Open jfesler opened 11 years ago
in rrdtool 1.x there is the rrdcached which works along these lines ... the present rrdtool architecture is limiting its abilities ...
I think this is something like making an sqlite and postgresql combined. It may work, but in future it will cause a lot of havoc. I think that some things are not ment to be 2 in 1. Simply becouse if something does 2 or 3 things it doesn't do anything good.
If you decide on making rrd 2.x a network service with a daemon it will scale really nice on large environments. Drawback is that folks with embedded platform will suffer becouse of low possible resources. Maybe write some shared code and release 2 versions, with a daemon, and without. Also single API (regardless of what backend will be used) would simplify a LOT.
Decisions, decisions ;-)
This is potentially related to issue #13.
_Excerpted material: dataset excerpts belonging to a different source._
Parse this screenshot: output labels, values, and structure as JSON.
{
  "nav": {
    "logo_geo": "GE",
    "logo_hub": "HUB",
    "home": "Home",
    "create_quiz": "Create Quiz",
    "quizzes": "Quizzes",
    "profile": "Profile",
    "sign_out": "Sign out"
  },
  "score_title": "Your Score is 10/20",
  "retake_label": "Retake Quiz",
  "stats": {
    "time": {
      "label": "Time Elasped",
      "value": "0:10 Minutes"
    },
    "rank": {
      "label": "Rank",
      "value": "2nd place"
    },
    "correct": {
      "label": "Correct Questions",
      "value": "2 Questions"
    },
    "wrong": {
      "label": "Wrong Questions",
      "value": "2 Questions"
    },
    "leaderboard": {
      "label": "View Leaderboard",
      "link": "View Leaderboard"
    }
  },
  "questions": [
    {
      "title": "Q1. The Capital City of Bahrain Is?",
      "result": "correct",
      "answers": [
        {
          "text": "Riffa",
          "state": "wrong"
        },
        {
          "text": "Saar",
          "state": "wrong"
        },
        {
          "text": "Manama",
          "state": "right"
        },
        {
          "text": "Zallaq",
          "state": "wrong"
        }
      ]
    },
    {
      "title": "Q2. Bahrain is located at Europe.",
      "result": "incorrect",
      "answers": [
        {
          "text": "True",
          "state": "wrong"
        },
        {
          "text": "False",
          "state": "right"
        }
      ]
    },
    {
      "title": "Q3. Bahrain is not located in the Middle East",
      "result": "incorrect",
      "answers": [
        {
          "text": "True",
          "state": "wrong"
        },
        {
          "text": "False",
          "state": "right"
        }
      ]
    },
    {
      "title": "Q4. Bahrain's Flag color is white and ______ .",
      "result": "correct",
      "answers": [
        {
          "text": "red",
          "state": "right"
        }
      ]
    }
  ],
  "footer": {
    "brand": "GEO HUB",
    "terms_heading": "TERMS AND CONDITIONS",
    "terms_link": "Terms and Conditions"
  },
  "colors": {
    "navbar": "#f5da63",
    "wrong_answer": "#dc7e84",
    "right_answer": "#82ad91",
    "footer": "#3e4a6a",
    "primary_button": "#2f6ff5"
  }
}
It would be neat if RRD data could be "updated" and "fetched" as a network service.
The network service could offer a level of header caching and deferred writes (see issue #13). The RRD files (or the administrator of the service?) would need to specify how much write caching is acceptable. I personally would probably risk batching up writes to 30 updates per physical write; gambling a 30 minute loss in exchange for a significant improvement on how much a single box can do.
The other side of this would be that RRD graph would allow DEF's to point to network service based data storage. This would allow a single RRD graph to use multiple back end nodes; possibly clustered together or possibly geographically diverse back ends. This would allow us to finally unify a view on a distributed RRD footprint.
This is probably getting too much into the details: but I would imagine that at least one "fetch" output format should be optimal to RRD graph purposes; not necessarily XML that is expensive over the wire and expensive to parse.